A babe’s cry sliced through the drowsiness of the afternoon. It was ours. I looked round for Mother.

She saw me and inclined her head toward the tree where the town’s infants had been drowsing in the heat.

I pushed my bucket toward Nathaniel and then went to see to the child.

This one always woke angry and just now he was sitting, legs splayed in the dirt, rocking back and forth, face red as a beet. I picked up his cap from the ground and set it back on his head, tying off the strings beneath his chin. Then I bounced him to my hip.

Little legs circled my waist and tiny hands clasped the collar of my shift.

“Hush-a, hush-a.” I kissed his tear-streaked cheek. “Nightingales sing in time of spring! Time cuts down all both great and small! An eagle’s flight is out of sight! A dog will bite a thief at night!” As I jostled it, the babe shushed and finally smiled. I took it as a sign to disengage its fingers from my collar.

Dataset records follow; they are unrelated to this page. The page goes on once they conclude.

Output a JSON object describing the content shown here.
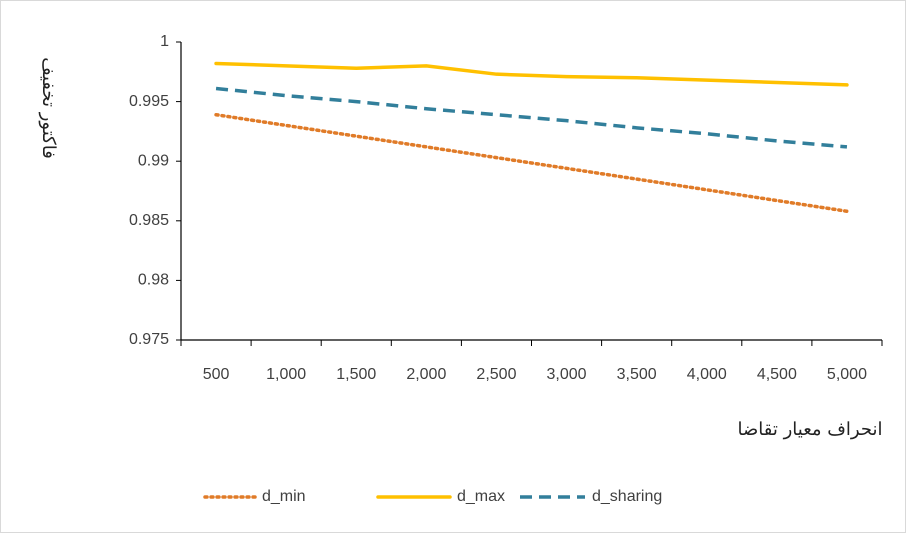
{
  "chart_data": {
    "type": "line",
    "y_label": "فاکتور تخفیف",
    "x_label": "انحراف معیار تقاضا",
    "categories": [
      "500",
      "1,000",
      "1,500",
      "2,000",
      "2,500",
      "3,000",
      "3,500",
      "4,000",
      "4,500",
      "5,000"
    ],
    "series": [
      {
        "name": "d_min",
        "color": "#e07b28",
        "style": "dotted",
        "values": [
          0.9939,
          0.993,
          0.9921,
          0.9912,
          0.9903,
          0.9894,
          0.9885,
          0.9876,
          0.9867,
          0.9858
        ]
      },
      {
        "name": "d_max",
        "color": "#ffc000",
        "style": "solid",
        "values": [
          0.9982,
          0.998,
          0.9978,
          0.998,
          0.9973,
          0.9971,
          0.997,
          0.9968,
          0.9966,
          0.9964
        ]
      },
      {
        "name": "d_sharing",
        "color": "#327f9b",
        "style": "dashed",
        "values": [
          0.9961,
          0.9955,
          0.995,
          0.9944,
          0.9939,
          0.9934,
          0.9928,
          0.9923,
          0.9917,
          0.9912
        ]
      }
    ],
    "ylim": [
      0.975,
      1
    ],
    "yticks": [
      0.975,
      0.98,
      0.985,
      0.99,
      0.995,
      1
    ],
    "grid": false,
    "legend": "bottom"
  }
}
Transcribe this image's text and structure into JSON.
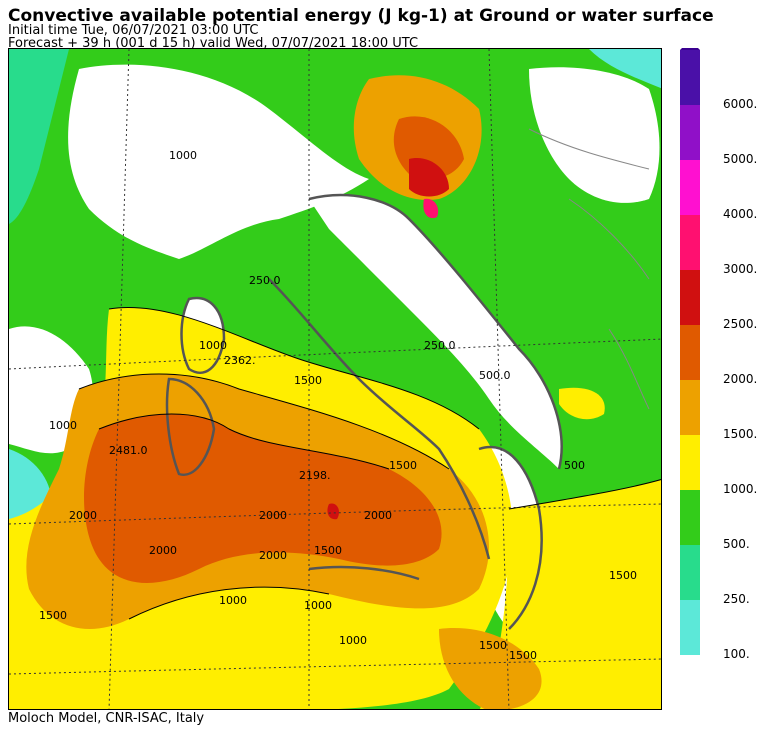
{
  "header": {
    "title": "Convective available potential energy (J kg-1) at Ground or water surface",
    "initial_time": "Initial time  Tue, 06/07/2021  03:00 UTC",
    "forecast": "Forecast  +  39 h  (001 d 15 h)  valid Wed, 07/07/2021 18:00 UTC"
  },
  "footer": {
    "credit": "Moloch Model, CNR-ISAC, Italy"
  },
  "legend": {
    "levels": [
      {
        "label": "100.",
        "color": "#5ce8d8"
      },
      {
        "label": "250.",
        "color": "#28dc8c"
      },
      {
        "label": "500.",
        "color": "#33cc1a"
      },
      {
        "label": "1000.",
        "color": "#ffee00"
      },
      {
        "label": "1500.",
        "color": "#eda100"
      },
      {
        "label": "2000.",
        "color": "#e05a00"
      },
      {
        "label": "2500.",
        "color": "#d01010"
      },
      {
        "label": "3000.",
        "color": "#ff1070"
      },
      {
        "label": "4000.",
        "color": "#ff10d0"
      },
      {
        "label": "5000.",
        "color": "#9010c8"
      },
      {
        "label": "6000.",
        "color": "#4a10a8"
      }
    ],
    "arrow_color": "#3a0090"
  },
  "map": {
    "contour_labels": [
      "1000",
      "250.0",
      "1000",
      "1000",
      "2481.0",
      "2000",
      "2000",
      "2000",
      "1500",
      "1500",
      "2000",
      "2000",
      "2198.",
      "1500",
      "1000",
      "1000",
      "1500",
      "1500",
      "1500",
      "1000",
      "500",
      "250.0",
      "500.0",
      "1500",
      "2362."
    ]
  }
}
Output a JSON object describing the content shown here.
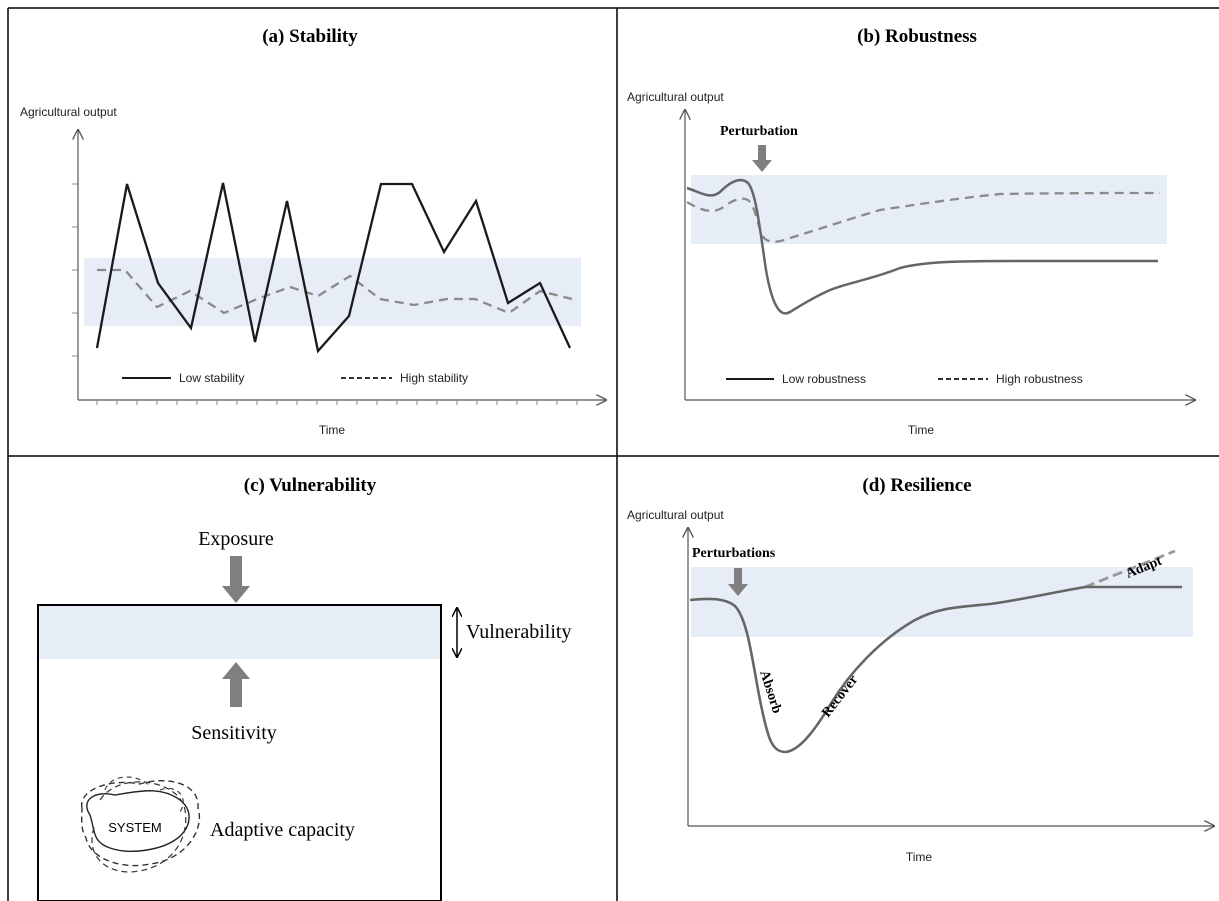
{
  "colors": {
    "band": "#e6edf7",
    "axis": "#555555",
    "low_line": "#1a1a1a",
    "high_line": "#8a8a8a",
    "arrow": "#7f7f7f",
    "border": "#000000"
  },
  "panel_a": {
    "title": "(a) Stability",
    "ylabel": "Agricultural output",
    "xlabel": "Time",
    "legend": {
      "low": "Low stability",
      "high": "High stability"
    }
  },
  "panel_b": {
    "title": "(b) Robustness",
    "ylabel": "Agricultural output",
    "xlabel": "Time",
    "perturbation_label": "Perturbation",
    "legend": {
      "low": "Low robustness",
      "high": "High robustness"
    }
  },
  "panel_c": {
    "title": "(c) Vulnerability",
    "exposure": "Exposure",
    "vulnerability": "Vulnerability",
    "sensitivity": "Sensitivity",
    "system": "SYSTEM",
    "adaptive_capacity": "Adaptive capacity"
  },
  "panel_d": {
    "title": "(d) Resilience",
    "ylabel": "Agricultural output",
    "xlabel": "Time",
    "perturbations_label": "Perturbations",
    "absorb": "Absorb",
    "recover": "Recover",
    "adapt": "Adapt"
  }
}
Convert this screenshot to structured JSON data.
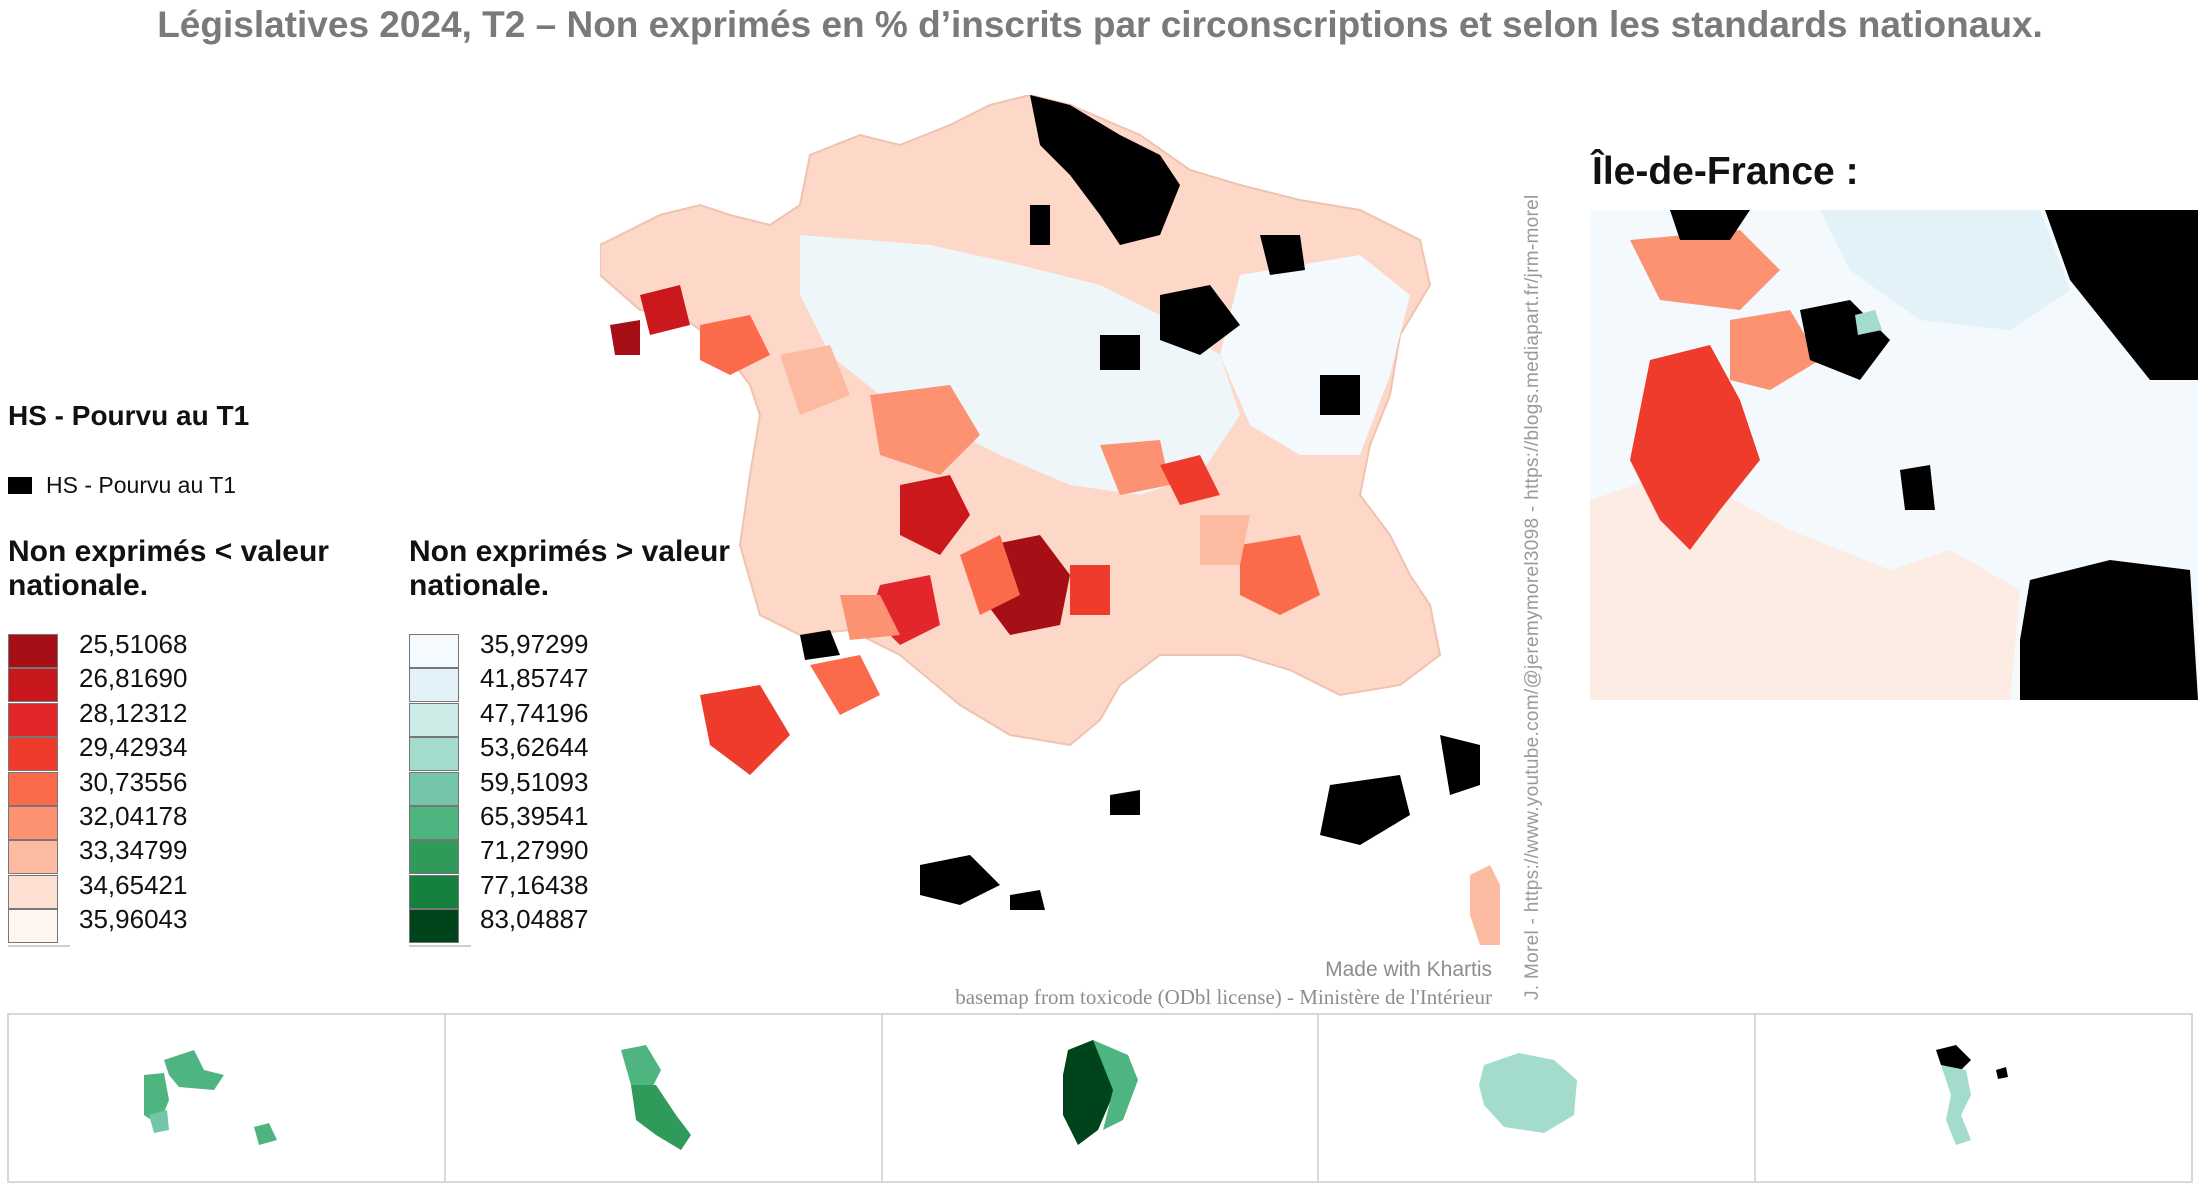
{
  "title": "Législatives 2024, T2 – Non exprimés en % d’inscrits par circonscriptions et selon les standards nationaux.",
  "colors": {
    "hs": "#000000",
    "red_scale": [
      "#a50f15",
      "#cb181d",
      "#ef3b2c",
      "#fb6a4a",
      "#fc9272",
      "#fcbba1",
      "#fee0d2",
      "#fff5f0"
    ],
    "green_scale": [
      "#f4fafd",
      "#e3f1f8",
      "#cdebe6",
      "#a3dccc",
      "#74c6a9",
      "#4eb580",
      "#2f9a5a",
      "#0f6e34"
    ]
  },
  "legend": {
    "hs_title": "HS - Pourvu au T1",
    "hs_item": "HS - Pourvu au T1",
    "below_title": "Non exprimés < valeur nationale.",
    "above_title": "Non exprimés > valeur nationale.",
    "below_classes": [
      {
        "label": "25,51068",
        "color": "#a50f15"
      },
      {
        "label": "26,81690",
        "color": "#c8161d"
      },
      {
        "label": "28,12312",
        "color": "#e3262b"
      },
      {
        "label": "29,42934",
        "color": "#ef3b2c"
      },
      {
        "label": "30,73556",
        "color": "#fb6a4a"
      },
      {
        "label": "32,04178",
        "color": "#fc9272"
      },
      {
        "label": "33,34799",
        "color": "#fcbba1"
      },
      {
        "label": "34,65421",
        "color": "#fee0d2"
      },
      {
        "label": "35,96043",
        "color": "#fff5f0"
      }
    ],
    "above_classes": [
      {
        "label": "35,97299",
        "color": "#f4fafd"
      },
      {
        "label": "41,85747",
        "color": "#e3f1f8"
      },
      {
        "label": "47,74196",
        "color": "#cdebe6"
      },
      {
        "label": "53,62644",
        "color": "#a3dccc"
      },
      {
        "label": "59,51093",
        "color": "#74c6a9"
      },
      {
        "label": "65,39541",
        "color": "#4eb580"
      },
      {
        "label": "71,27990",
        "color": "#2f9a5a"
      },
      {
        "label": "77,16438",
        "color": "#16803f"
      },
      {
        "label": "83,04887",
        "color": "#00441b"
      }
    ]
  },
  "inset_title": "Île-de-France :",
  "credits": {
    "made_with": "Made with Khartis",
    "basemap": "basemap from toxicode (ODbl license) - Ministère de l'Intérieur",
    "author": "J. Morel - https://www.youtube.com/@jeremymorel3098 - https://blogs.mediapart.fr/jrm-morel"
  }
}
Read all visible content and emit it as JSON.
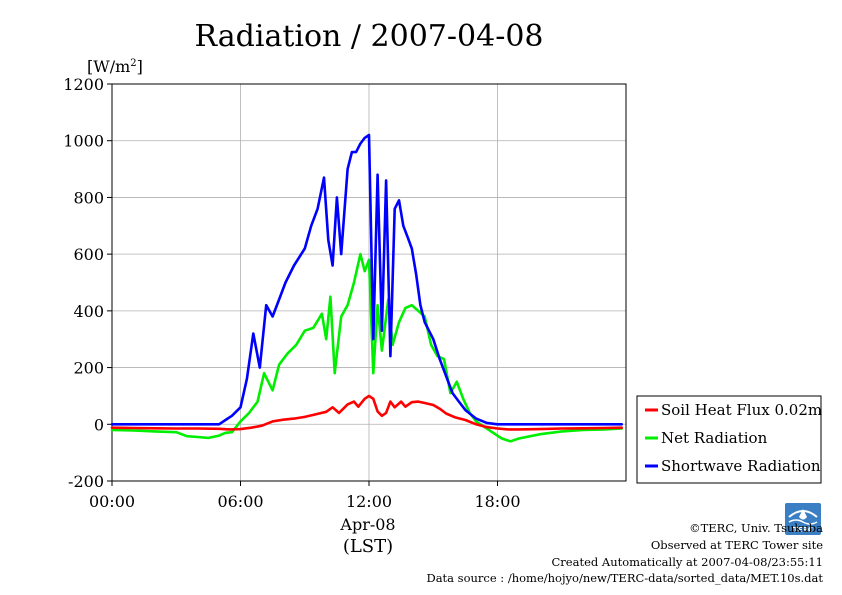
{
  "chart_data": {
    "type": "line",
    "title": "Radiation / 2007-04-08",
    "ylabel_unit": "[W/m2]",
    "ylim": [
      -200,
      1200
    ],
    "yticks": [
      -200,
      0,
      200,
      400,
      600,
      800,
      1000,
      1200
    ],
    "xlim": [
      0,
      24
    ],
    "xticks": [
      0,
      6,
      12,
      18
    ],
    "xtick_labels": [
      "00:00",
      "06:00",
      "12:00",
      "18:00"
    ],
    "xlabel_date": "Apr-08",
    "xlabel_tz": "(LST)",
    "grid": true,
    "legend_position": "right",
    "series": [
      {
        "name": "Soil Heat Flux 0.02m",
        "color": "#ff0000",
        "x": [
          0,
          1,
          2,
          3,
          4,
          5,
          5.5,
          6,
          6.5,
          7,
          7.5,
          8,
          8.5,
          9,
          9.5,
          10,
          10.3,
          10.6,
          11,
          11.3,
          11.5,
          11.8,
          12,
          12.2,
          12.4,
          12.6,
          12.8,
          13,
          13.2,
          13.5,
          13.7,
          14,
          14.3,
          14.6,
          15,
          15.3,
          15.6,
          16,
          16.5,
          17,
          17.5,
          18,
          18.5,
          19,
          20,
          21,
          22,
          23,
          23.8
        ],
        "y": [
          -12,
          -13,
          -14,
          -15,
          -15,
          -16,
          -18,
          -17,
          -12,
          -5,
          10,
          16,
          20,
          26,
          35,
          44,
          60,
          40,
          70,
          80,
          62,
          90,
          100,
          90,
          45,
          30,
          40,
          80,
          60,
          80,
          62,
          78,
          80,
          75,
          68,
          55,
          38,
          25,
          15,
          0,
          -10,
          -15,
          -18,
          -18,
          -17,
          -15,
          -14,
          -13,
          -12
        ]
      },
      {
        "name": "Net Radiation",
        "color": "#00ee00",
        "x": [
          0,
          1,
          2,
          3,
          3.5,
          4,
          4.5,
          5,
          5.3,
          5.6,
          6,
          6.4,
          6.8,
          7.1,
          7.5,
          7.8,
          8.2,
          8.6,
          9,
          9.4,
          9.8,
          10,
          10.2,
          10.4,
          10.7,
          11,
          11.3,
          11.6,
          11.8,
          12,
          12.2,
          12.4,
          12.6,
          12.9,
          13.1,
          13.4,
          13.7,
          14,
          14.3,
          14.6,
          14.9,
          15.2,
          15.5,
          15.8,
          16.1,
          16.4,
          16.7,
          17,
          17.4,
          17.8,
          18.2,
          18.6,
          19,
          20,
          21,
          22,
          23,
          23.8
        ],
        "y": [
          -20,
          -22,
          -25,
          -28,
          -42,
          -45,
          -48,
          -40,
          -30,
          -28,
          10,
          40,
          80,
          180,
          120,
          210,
          250,
          280,
          330,
          340,
          390,
          300,
          450,
          180,
          380,
          420,
          500,
          600,
          540,
          580,
          180,
          420,
          260,
          440,
          280,
          360,
          410,
          420,
          400,
          380,
          280,
          240,
          230,
          110,
          150,
          90,
          40,
          10,
          -10,
          -30,
          -50,
          -60,
          -50,
          -35,
          -25,
          -20,
          -18,
          -15
        ]
      },
      {
        "name": "Shortwave Radiation",
        "color": "#0000ff",
        "x": [
          0,
          1,
          2,
          3,
          4,
          5,
          5.3,
          5.6,
          6,
          6.3,
          6.6,
          6.9,
          7.2,
          7.5,
          7.8,
          8.1,
          8.5,
          9,
          9.3,
          9.6,
          9.9,
          10.1,
          10.3,
          10.5,
          10.7,
          11,
          11.2,
          11.4,
          11.6,
          11.8,
          12,
          12.2,
          12.4,
          12.6,
          12.8,
          13,
          13.2,
          13.4,
          13.6,
          13.8,
          14,
          14.2,
          14.4,
          14.6,
          14.8,
          15,
          15.3,
          15.6,
          15.9,
          16.2,
          16.5,
          17,
          17.5,
          18,
          18.5,
          19,
          20,
          21,
          22,
          23,
          23.8
        ],
        "y": [
          0,
          0,
          0,
          0,
          0,
          0,
          15,
          30,
          60,
          160,
          320,
          200,
          420,
          380,
          440,
          500,
          560,
          620,
          700,
          760,
          870,
          650,
          560,
          800,
          600,
          900,
          960,
          960,
          990,
          1010,
          1020,
          300,
          880,
          330,
          860,
          240,
          760,
          790,
          700,
          660,
          620,
          530,
          420,
          360,
          330,
          300,
          230,
          170,
          110,
          80,
          50,
          20,
          5,
          0,
          0,
          0,
          0,
          0,
          0,
          0,
          0
        ]
      }
    ]
  },
  "footer": {
    "line1": "©TERC, Univ. Tsukuba",
    "line2": "Observed at TERC Tower site",
    "line3": "Created Automatically at 2007-04-08/23:55:11",
    "line4": "Data source : /home/hojyo/new/TERC-data/sorted_data/MET.10s.dat"
  },
  "logo_text": "TERC"
}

When little heels began to kick at my hip, I set him down on the ground and took up the leading strings that trailed from his dress so that he would not fall as he toddled.

How many times had I done this? Looked after a babe of our mother’s? My earliest memories included the cries of a babe. There was always one to be had, to be held. And this one . . . this one looked to be healthy. And strong. He might yet live to the age of seven, when he would be breeched and take his place among the boys of the village. He might yet live to pass down my father’s name to his own children.

There had been another John Phillips, named after my father. A boy older than I. The firstborn. And he had lived until just after Nathaniel’s birth, when he had died of a lung sickness. After that, after Nathaniel, there had been two others with that name, but they had died in quick succession. I stooped and embraced the mite. There was joy to be had in a babe, and until Mother birthed another, Babe is who this boy would be.

I chased him round the tree first this way and then that, enjoying the cool of the shade. But the berries waited and soon I gathered the child into my arms to take him back with me to the barren.

But as I did, I noted a crackling in the wood behind us. And then something snapped.

A savage? Were they upon us already, just as Simeon Wright had warned?

Nay. A savage could go like a spirit through the woods, leaving no sounds to mark his presence. Least that is what the men said. This thing then could be no savage. It must be a bear. One which would not be pleased to have its access to berries denied.

I moved to warn the guard, but he had already come to the alert.

He put fingers to his lips and whistled.

Behind us, the work ceased of a sudden in the barren. And then the field exploded with movement. Mothers leapt through the canes to gather up their children. Men came at a run with their muskets. Quickly, shoulder to shoulder, they walled off the women and children from the danger. And even as the men moved into position and the women and children shrunk back from them, Simeon Wright was barking orders.

The noisome rustling grew louder and closer and then, finally, it broke out of the wood into our clearing.

In the time it took Simeon to tell the men to stand down, a sigh of relief rippled through the women and laughter broke out among the boys.